Rückkehr der brasilianischen Gäste in Recife

Liebe Freunde,
Inzwischen sind die jungen Freunde aus Brasilien wieder gut zurück in ihrer Heimat angekommen. Jeder konnte am Schluß zwei große Kisten mitnehmen, mit Wäsche und vielen Andenken und Geschenken für die Familien, siehe Foto beim einchecken in Frankfurt vom Dienstag Abend (29.09.).

Viele konnten eine Aufführung oder einen Gottesdienst miterleben. Überall waren die Menschen begeistert von der Lebenskraft und Lebensfreude.
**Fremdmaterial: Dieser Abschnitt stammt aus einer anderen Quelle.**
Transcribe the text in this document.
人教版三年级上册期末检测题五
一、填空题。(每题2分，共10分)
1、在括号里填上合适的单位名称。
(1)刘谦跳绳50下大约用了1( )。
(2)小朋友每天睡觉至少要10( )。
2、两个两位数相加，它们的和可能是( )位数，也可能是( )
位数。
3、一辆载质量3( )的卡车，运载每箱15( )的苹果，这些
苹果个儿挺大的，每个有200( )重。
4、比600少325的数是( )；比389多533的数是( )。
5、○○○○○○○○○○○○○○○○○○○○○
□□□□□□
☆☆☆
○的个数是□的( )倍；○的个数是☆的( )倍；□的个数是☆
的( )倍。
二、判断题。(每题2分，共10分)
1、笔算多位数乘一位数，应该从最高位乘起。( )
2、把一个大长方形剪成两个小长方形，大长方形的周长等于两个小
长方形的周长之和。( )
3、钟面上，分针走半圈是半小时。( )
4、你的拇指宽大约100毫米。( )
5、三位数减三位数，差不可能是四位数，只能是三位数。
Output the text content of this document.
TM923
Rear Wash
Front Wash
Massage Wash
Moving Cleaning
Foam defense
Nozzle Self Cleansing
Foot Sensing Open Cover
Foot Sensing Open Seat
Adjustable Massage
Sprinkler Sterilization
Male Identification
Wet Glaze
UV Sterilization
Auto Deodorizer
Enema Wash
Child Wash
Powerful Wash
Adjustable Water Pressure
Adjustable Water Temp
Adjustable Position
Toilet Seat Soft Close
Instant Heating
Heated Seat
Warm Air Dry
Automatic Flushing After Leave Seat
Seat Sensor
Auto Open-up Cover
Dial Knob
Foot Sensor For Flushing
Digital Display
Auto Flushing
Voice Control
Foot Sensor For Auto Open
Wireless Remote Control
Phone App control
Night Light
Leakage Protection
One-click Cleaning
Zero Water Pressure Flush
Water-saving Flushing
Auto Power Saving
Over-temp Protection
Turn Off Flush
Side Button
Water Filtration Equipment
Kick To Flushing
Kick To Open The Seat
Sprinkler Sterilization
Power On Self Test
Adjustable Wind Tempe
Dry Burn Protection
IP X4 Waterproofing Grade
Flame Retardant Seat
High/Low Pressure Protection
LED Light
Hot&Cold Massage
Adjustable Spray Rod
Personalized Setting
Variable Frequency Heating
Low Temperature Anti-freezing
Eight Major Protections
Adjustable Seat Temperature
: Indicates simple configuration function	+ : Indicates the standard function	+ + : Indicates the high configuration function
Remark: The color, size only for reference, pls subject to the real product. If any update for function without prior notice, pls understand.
Fast 20.000 Menschen haben in gut 100 Veranstaltungen die beeindruckenden jungen Menschen aus dem Armenviertel Ilha de Deus erleben können.
Hierzu ein Zitat vom Bürgermeister von Friesoythe, Herrn Johann Wimberg: "Ich habe gestern Abend wieder viele bewegende Eindrücke mitnehmen können. Die Probleme hier bei uns werden auf einmal verschwindend klein, wenn man sieht was in anderen Teilen der Welt noch geschehen muss. So habt Ihr mich mit Eurer Aufführung wirklich reichlich beschenkt, denn es tat mal wieder gut zu erfahren, wie man Menschen glücklich machen kann, die mit sehr viel weniger offensichtlich auch sehr viel glücklicher sein können, als mancher Zeitgenosse im Wohlstand bei uns."
In den sechs Wochen sind wir eng zusammen gewachsen und der Abschied fiel allen schwer. Der Kontakt zum Partner in Recife wird in Zukunft noch intensiver sein.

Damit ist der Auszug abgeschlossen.